Engineering school Dean Gerald Holder noted that his school has launched a $6 million fundraising drive, and said: "I think the disassociation of ourselves from UPMC would irreparably harm our ability to raise those funds." Driving a wedge between UPMC and the University "would be a disaster for the School of Engineering, and I think it would be a public relations disaster" for Pitt, Holder stated.

He said the school's new bioengineering program and its Ph.D. program benefit from UPMC research grants to faculty and graduate students, among other services. "Just about any kind of support you can think of," the dean said, "we're getting it from UPMC." "You're being bought," Paulston interjected.

Later, shortly before Council rejected her motion, Paulston said she'd never expected it to pass. "I just wanted to raise these issues publicly," she said.

The only Senate Council member who voted for the motion was chemistry doctoral student John Stephens, who represents the Faculty of Arts and Sciences Graduate Student Organization on Council.
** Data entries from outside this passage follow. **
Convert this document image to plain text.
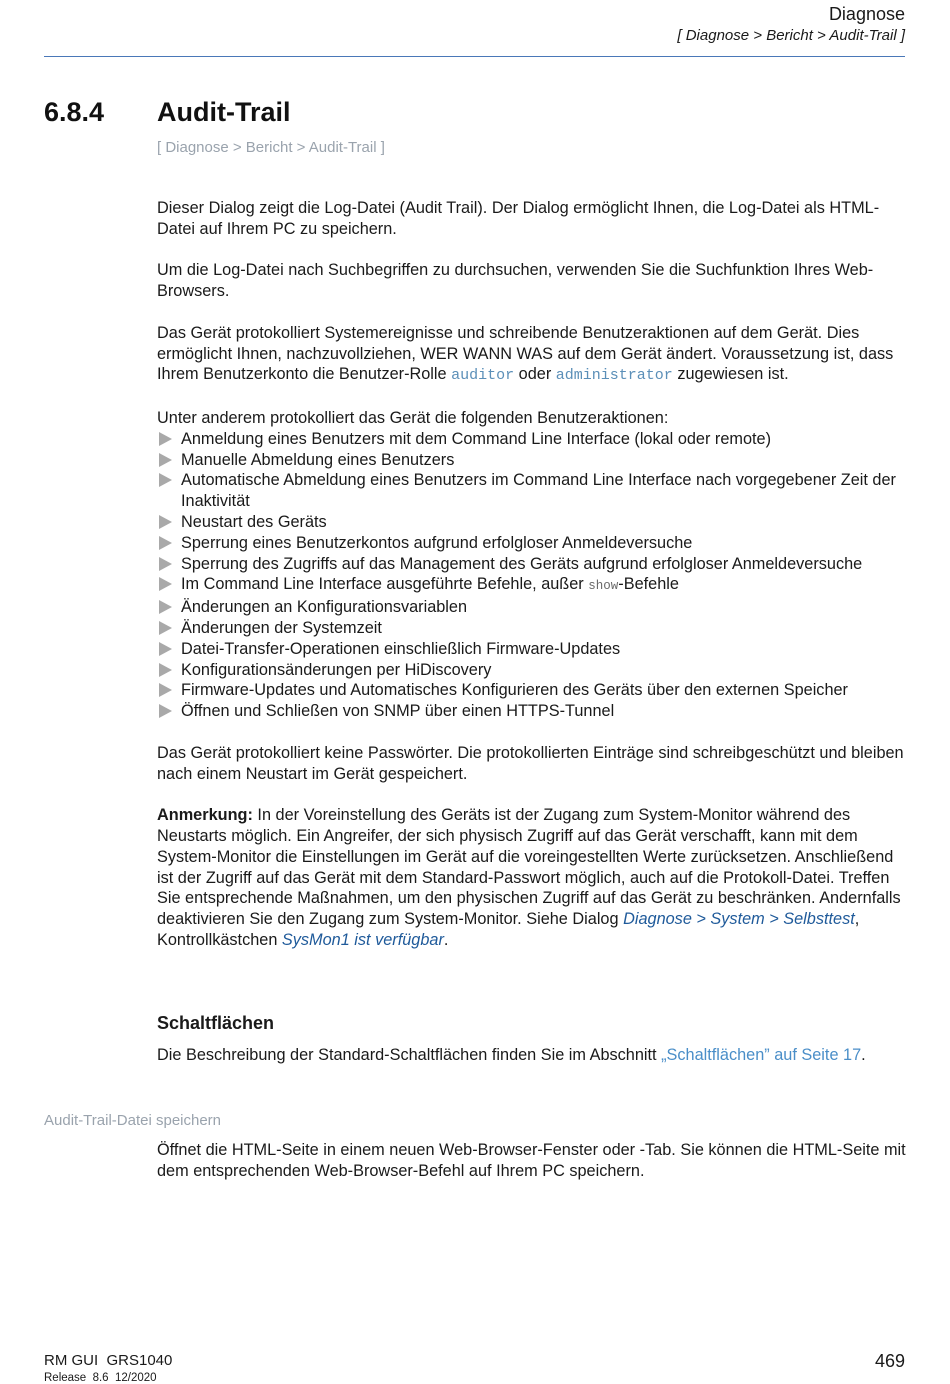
Diagnose
[ Diagnose > Bericht > Audit-Trail ]
6.8.4 Audit-Trail
[ Diagnose > Bericht > Audit-Trail ]

Dieser Dialog zeigt die Log-Datei (Audit Trail). Der Dialog ermöglicht Ihnen, die Log-Datei als HTML-Datei auf Ihrem PC zu speichern.

Um die Log-Datei nach Suchbegriffen zu durchsuchen, verwenden Sie die Suchfunktion Ihres Web-Browsers.

Das Gerät protokolliert Systemereignisse und schreibende Benutzeraktionen auf dem Gerät. Dies ermöglicht Ihnen, nachzuvollziehen, WER WANN WAS auf dem Gerät ändert. Voraussetzung ist, dass Ihrem Benutzerkonto die Benutzer-Rolle auditor oder administrator zugewiesen ist.

Unter anderem protokolliert das Gerät die folgenden Benutzeraktionen:
Anmeldung eines Benutzers mit dem Command Line Interface (lokal oder remote)
Manuelle Abmeldung eines Benutzers
Automatische Abmeldung eines Benutzers im Command Line Interface nach vorgegebener Zeit der Inaktivität
Neustart des Geräts
Sperrung eines Benutzerkontos aufgrund erfolgloser Anmeldeversuche
Sperrung des Zugriffs auf das Management des Geräts aufgrund erfolgloser Anmeldeversuche
Im Command Line Interface ausgeführte Befehle, außer show-Befehle
Änderungen an Konfigurationsvariablen
Änderungen der Systemzeit
Datei-Transfer-Operationen einschließlich Firmware-Updates
Konfigurationsänderungen per HiDiscovery
Firmware-Updates und Automatisches Konfigurieren des Geräts über den externen Speicher
Öffnen und Schließen von SNMP über einen HTTPS-Tunnel

Das Gerät protokolliert keine Passwörter. Die protokollierten Einträge sind schreibgeschützt und bleiben nach einem Neustart im Gerät gespeichert.

Anmerkung: In der Voreinstellung des Geräts ist der Zugang zum System-Monitor während des Neustarts möglich. Ein Angreifer, der sich physisch Zugriff auf das Gerät verschafft, kann mit dem System-Monitor die Einstellungen im Gerät auf die voreingestellten Werte zurücksetzen. Anschließend ist der Zugriff auf das Gerät mit dem Standard-Passwort möglich, auch auf die Protokoll-Datei. Treffen Sie entsprechende Maßnahmen, um den physischen Zugriff auf das Gerät zu beschränken. Andernfalls deaktivieren Sie den Zugang zum System-Monitor. Siehe Dialog Diagnose > System > Selbsttest, Kontrollkästchen SysMon1 ist verfügbar.

Schaltflächen

Die Beschreibung der Standard-Schaltflächen finden Sie im Abschnitt „Schaltflächen” auf Seite 17.

Audit-Trail-Datei speichern

Öffnet die HTML-Seite in einem neuen Web-Browser-Fenster oder -Tab. Sie können die HTML-Seite mit dem entsprechenden Web-Browser-Befehl auf Ihrem PC speichern.

RM GUI  GRS1040
Release  8.6  12/2020
469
Stephens said the advantages of Pitt's links to UPMC — wider name recognition, the reflected glory the University gets for medical center accomplishments, etc. — are outweighed by disadvantages such as negative P.R. fallout from UPMC business moves.

"I think the University should be able to protect its good name, and right now we can't do that because of the medical center's use of the words, 'University of Pittsburgh,'" Stephens said.